Dahinter steht nun ein politisches Debakel mit mehreren Facetten. Eigentlich sollte es bis in die ost- und südosteuropäischen Länder durchgedrungen sein, nachdem die deutschen und österreichischen Medien permanent und somit wohl oft genug behaupten, dass die früher in ihre sozialistischen Vielvölkerstaaten gezwungenen, nun unabhängigen Nationen nicht gut auf die vormaligen Mehrheitsnationen zu sprechen sein sollten. Aber: dumm gelaufen! Keineswegs hassen die Litauer, Letten oder Armenier die Russen, ebenso wenig die Slowenen, Kroaten oder Montenegriner die Serben. Es ist dem westeuropäischen Imperialismus zwar gelungen, in diesen Staaten die Konterrevolution zu vollbringen und sie sodann in imperialistisch-zweckmäßige Einzelteile zu zerlegen, doch das von außen suggerierte Bewusstsein der Menschen im ehemaligen Jugoslawien und der UdSSR geht damit nicht einher. Die westlichen Staaten unternahmen und unternehmen alle Anstrengungen - nicht zuletzt mit Casting- Voting-Shows im Fernsehen -, um Egoismus, Konkurrenzdenken, Nationalismus und Misstrauen - eben bewährte kapitalistische Eigenschaften - in den ehemals sozialistischen Staaten zu sähen, doch die Menschen in diesen Ländern beharren frecher Weise zu einem guten Teil auf so überkommene Werte wie Gemeinschaftlichkeit, Gemeinwohl, Völkerfreundschaft und Solidarität. Die imperialistischen Staaten können sich in Ost- und Südosteuropa vielleicht Regierungen kaufen, nicht aber Herz und Hirn der einfachen Menschen, für die die Segnungen der kapitalistischen "Befreiung" soziale Erniedrigung und Krieg bedeuteten. Und niemand unter diesen Menschen wird die Hegemonie EU-Deutschlands anerkennen, das auch in den 1990er Jahren wieder europäischer Hauptkriegsverbrecher und Hauptnutznießer am Balkan war.

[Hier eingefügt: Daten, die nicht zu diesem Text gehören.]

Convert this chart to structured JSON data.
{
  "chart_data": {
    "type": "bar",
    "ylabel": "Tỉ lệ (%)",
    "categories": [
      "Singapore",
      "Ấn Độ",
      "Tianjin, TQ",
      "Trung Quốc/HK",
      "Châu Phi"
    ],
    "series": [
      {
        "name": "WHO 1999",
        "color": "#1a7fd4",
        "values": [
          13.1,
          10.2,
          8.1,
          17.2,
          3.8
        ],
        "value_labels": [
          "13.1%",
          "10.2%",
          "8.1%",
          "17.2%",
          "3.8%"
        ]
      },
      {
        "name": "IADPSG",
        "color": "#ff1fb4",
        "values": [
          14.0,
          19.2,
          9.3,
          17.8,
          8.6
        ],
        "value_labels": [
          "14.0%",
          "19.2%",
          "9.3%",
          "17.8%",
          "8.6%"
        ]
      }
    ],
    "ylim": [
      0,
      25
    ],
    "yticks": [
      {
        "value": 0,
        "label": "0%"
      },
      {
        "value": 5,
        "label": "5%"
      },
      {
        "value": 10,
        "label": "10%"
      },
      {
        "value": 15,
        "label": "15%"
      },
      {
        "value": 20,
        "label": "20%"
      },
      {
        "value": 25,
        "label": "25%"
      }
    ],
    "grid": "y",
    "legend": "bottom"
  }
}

Der zweite debakulöse Bereich betrifft den "Europa-Gedanken", der für die "befreiten" Nationen des Ostens und Südostens nicht und nicht greifbar wird. Wie soll man im ehemaligen Jugoslawien auch verstehen, dass es in Europa heute angeblich um ein Integrationsprojekt, um das "Zusammenwachsen" gehen soll, wenn man gerade erst ihre gemeinsamen Staaten filetiert hat? Der Imperialismus der Gegenwart bedeutet eben nun mal nicht die Überwindung von Nationalstaaten in Richtung eines größeren, gemeinsamen Ganzen, sondern das Gegenteil: ein wesentliches Herrschafts- und Ausbeutungsmittel des Imperialismus ist schon seit bald zwanzig Jahren das Aufbrechen und Zerstören von Staaten, sei es am Balkan, in der ehemaligen UdSSR oder schon bald im Mittleren Osten, planmäßig wohl auch in Südamerika.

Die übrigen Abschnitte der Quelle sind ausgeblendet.